2. Issue of response shift:

  • The authors explain that response shift indicates a circumstance in which a “patient is compelled to adjust to this new reality.”
  • Response shift often involves a change in expectations
  • Response shift often involves a change in prioritization
  • Thus, response shift could explain why patients with organic GI disease have higher quality of life scores.

In addition, the authors note that with many FGID, that physicians often “suspect constipation is the cause…when laxative therapy is not helpful, this leads to more frustration.”  They advocate shifting the focus for these families from “finding a cure to managing day-to-day symptoms.”

In my view, there are a lot of other factors at play that may help explain why HRQOL is lower in patients with FGIDs. This can include a high incidence of emotional disturbances (eg. anxiety, depression) and poor coping skills (eg. catastrophizing).  This study also is another example showing that the physical severity of the medical disease does not correlate with the severity of the impact.

Related blog posts:

Will I Have This Stomach Pain Forever? (Part 2)

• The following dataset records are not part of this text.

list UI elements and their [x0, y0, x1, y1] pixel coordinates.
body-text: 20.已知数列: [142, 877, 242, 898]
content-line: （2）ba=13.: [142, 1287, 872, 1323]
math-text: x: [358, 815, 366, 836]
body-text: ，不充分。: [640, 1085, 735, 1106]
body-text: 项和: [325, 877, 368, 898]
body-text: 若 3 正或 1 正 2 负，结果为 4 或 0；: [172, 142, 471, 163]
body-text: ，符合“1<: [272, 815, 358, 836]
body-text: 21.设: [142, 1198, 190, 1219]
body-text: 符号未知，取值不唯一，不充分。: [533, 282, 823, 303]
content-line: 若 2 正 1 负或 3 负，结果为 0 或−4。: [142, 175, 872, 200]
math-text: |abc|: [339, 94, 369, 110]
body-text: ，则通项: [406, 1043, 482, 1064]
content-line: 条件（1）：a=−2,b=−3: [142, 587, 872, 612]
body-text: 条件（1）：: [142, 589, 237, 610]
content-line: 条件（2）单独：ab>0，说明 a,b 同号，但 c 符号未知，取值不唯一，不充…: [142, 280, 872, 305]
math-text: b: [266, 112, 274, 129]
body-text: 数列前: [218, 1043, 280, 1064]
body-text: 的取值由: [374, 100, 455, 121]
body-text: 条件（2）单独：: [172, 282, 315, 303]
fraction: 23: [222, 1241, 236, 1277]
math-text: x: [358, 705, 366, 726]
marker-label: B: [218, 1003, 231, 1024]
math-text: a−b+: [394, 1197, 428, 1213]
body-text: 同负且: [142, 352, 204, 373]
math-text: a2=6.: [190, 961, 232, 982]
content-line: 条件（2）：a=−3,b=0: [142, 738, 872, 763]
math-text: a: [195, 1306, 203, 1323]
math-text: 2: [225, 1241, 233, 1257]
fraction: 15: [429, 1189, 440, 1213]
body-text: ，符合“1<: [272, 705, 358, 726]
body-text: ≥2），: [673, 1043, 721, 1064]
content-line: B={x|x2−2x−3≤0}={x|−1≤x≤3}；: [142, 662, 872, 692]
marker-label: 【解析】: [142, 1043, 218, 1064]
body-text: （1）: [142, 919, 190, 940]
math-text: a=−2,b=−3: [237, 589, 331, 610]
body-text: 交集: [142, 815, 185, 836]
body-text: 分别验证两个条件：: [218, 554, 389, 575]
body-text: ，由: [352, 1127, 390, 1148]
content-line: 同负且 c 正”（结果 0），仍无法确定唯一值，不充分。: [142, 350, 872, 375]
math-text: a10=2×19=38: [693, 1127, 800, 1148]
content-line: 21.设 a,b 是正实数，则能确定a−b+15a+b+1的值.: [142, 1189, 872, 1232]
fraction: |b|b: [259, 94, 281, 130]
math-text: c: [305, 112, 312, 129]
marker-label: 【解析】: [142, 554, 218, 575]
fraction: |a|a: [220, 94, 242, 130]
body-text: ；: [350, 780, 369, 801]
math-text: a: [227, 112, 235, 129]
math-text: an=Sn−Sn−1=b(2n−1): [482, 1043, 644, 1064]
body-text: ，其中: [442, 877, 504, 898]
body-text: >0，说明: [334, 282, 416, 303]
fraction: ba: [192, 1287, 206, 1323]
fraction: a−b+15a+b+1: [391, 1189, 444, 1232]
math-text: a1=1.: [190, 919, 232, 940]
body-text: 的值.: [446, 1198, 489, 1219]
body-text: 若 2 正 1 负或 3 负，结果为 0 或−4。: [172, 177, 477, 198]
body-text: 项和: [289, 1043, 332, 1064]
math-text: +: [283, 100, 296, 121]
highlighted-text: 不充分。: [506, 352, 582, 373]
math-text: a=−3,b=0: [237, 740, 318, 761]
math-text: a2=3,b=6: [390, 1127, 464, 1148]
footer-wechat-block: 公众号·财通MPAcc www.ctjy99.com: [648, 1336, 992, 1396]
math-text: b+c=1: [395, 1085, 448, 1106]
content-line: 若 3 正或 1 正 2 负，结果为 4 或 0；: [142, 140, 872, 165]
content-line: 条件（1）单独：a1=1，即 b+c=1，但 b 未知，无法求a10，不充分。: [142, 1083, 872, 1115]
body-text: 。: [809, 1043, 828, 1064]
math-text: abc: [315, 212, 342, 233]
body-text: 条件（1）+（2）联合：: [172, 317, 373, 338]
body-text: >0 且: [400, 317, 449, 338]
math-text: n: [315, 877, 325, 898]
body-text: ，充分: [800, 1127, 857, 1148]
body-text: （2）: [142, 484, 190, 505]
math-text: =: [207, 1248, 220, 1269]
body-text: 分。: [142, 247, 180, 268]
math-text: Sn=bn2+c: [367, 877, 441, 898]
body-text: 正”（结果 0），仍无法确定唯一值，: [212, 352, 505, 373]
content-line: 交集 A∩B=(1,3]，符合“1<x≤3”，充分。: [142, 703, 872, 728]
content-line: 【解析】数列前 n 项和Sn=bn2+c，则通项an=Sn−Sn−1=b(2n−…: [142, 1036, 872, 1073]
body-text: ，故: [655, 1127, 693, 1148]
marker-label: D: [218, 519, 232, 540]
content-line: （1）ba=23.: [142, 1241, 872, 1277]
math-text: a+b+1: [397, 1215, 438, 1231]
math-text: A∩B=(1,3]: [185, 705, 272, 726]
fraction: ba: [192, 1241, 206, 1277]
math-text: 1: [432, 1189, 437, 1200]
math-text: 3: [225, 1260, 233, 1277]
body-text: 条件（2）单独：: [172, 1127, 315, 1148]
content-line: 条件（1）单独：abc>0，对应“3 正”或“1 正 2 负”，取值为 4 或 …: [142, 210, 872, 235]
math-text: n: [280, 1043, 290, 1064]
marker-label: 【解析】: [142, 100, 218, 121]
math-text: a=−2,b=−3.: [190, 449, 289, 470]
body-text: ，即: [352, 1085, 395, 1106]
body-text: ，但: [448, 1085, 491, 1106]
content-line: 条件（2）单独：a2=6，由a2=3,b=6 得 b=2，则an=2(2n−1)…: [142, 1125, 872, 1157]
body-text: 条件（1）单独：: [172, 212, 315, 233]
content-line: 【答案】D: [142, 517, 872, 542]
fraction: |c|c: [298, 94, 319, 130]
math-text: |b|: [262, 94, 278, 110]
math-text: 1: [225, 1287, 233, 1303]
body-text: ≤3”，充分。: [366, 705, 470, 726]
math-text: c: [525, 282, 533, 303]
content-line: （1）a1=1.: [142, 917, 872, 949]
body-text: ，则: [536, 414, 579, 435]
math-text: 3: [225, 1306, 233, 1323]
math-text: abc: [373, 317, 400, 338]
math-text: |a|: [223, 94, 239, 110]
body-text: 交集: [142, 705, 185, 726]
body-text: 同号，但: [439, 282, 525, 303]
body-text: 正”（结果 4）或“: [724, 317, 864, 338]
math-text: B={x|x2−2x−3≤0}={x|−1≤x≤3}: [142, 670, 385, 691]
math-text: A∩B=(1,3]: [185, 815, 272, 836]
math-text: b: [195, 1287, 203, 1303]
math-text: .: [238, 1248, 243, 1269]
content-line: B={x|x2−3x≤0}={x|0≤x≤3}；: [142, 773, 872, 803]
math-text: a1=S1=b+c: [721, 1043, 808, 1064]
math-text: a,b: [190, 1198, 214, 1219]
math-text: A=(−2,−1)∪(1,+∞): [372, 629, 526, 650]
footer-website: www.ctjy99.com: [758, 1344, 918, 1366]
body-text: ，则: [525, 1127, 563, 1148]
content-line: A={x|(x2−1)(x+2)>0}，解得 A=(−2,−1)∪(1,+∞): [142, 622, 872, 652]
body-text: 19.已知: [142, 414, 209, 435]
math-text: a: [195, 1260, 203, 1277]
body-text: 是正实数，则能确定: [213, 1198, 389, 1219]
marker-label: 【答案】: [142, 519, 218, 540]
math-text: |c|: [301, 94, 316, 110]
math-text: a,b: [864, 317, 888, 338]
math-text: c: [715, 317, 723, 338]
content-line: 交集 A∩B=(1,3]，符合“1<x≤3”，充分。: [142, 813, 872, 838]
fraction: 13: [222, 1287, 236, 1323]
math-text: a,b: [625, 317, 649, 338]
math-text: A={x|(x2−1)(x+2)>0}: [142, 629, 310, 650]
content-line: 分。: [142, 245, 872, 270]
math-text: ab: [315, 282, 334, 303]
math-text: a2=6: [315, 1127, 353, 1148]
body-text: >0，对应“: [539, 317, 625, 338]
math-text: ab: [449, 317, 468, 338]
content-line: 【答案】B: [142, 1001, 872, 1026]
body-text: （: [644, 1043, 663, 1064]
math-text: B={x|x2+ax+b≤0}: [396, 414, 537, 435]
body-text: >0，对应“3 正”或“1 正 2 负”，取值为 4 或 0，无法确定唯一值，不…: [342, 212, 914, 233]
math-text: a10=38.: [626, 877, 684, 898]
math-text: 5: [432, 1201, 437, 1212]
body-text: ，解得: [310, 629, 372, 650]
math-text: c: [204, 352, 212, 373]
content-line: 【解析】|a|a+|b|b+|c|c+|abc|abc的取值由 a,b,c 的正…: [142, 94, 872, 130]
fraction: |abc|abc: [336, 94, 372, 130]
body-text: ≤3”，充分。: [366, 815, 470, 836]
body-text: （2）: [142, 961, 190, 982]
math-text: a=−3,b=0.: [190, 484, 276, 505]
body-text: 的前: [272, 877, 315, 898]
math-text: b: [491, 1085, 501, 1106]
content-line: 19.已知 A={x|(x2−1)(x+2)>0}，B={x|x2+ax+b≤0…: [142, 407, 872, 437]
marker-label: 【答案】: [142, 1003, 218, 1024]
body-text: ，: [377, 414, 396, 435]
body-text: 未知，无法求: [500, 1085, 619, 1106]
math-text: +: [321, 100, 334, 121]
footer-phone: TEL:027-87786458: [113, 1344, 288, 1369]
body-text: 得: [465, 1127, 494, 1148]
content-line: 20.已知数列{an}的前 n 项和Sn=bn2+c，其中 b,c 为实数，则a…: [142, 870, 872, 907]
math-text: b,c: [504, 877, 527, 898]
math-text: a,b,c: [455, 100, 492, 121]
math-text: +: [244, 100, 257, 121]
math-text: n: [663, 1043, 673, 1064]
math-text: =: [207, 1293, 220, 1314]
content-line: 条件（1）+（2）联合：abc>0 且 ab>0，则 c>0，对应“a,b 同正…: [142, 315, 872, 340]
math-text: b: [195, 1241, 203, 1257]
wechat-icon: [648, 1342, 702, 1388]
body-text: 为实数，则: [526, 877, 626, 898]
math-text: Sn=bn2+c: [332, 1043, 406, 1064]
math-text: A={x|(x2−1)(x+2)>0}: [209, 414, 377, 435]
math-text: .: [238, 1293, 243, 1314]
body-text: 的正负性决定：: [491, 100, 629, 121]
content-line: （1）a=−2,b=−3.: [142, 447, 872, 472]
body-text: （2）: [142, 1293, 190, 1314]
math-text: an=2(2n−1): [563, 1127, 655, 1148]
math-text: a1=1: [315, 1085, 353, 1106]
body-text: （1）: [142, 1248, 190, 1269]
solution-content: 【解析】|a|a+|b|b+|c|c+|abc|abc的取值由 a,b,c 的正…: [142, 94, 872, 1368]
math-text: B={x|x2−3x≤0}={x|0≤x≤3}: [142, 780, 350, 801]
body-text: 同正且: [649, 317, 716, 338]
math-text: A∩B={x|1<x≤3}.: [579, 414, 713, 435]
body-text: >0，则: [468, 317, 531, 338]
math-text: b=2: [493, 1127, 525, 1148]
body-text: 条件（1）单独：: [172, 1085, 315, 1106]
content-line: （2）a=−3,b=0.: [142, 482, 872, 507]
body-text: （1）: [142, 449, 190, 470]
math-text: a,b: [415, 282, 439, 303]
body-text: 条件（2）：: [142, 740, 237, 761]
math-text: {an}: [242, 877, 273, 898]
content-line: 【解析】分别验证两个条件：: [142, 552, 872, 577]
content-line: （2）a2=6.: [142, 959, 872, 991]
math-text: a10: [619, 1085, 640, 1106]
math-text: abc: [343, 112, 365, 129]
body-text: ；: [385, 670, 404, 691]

The article reviewed earlier today on this blog (Clinical Gastroenterology and Hepatology 2014; 12: 2026-32) has been reviewed on the AGA blog as well (some of this information is redundant from earlier post):

Here’s a link to a summary of the article: AGA blog on RAP and here’s an excerpt: Sara Horst et al investigated whether pediatric functional abdominal pain leads to functional gastrointestinal disorders (FGIDs) such as irritable bowel syndrome (IBS) in adulthood. They performed a longitudinal analysis of 392 children (8−16 years old) initially seen at a subspecialty clinic for recurrent abdominal pain. Horst et al assessed the contribution of gastrointestinal symptoms, extra-intestinal somatic symptoms, and depressive symptoms to FGIDs 5−15 years later. They found that on average 9 years later, 41% met symptom criteria for FGID—mostly irritable bowel syndrome and functional dyspepsia. Levels of depressive symptoms in childhood correlated a greater likelihood of FGID later in life (see figure).   The probability of FGID in adolescence or young adulthood increases with each increase in Children's Depression Inventory (CDI) score up to a score of 13—the cut-off point used in screening children for depression. At CDI scores higher than 13, the probability of FGID remained fairly constant.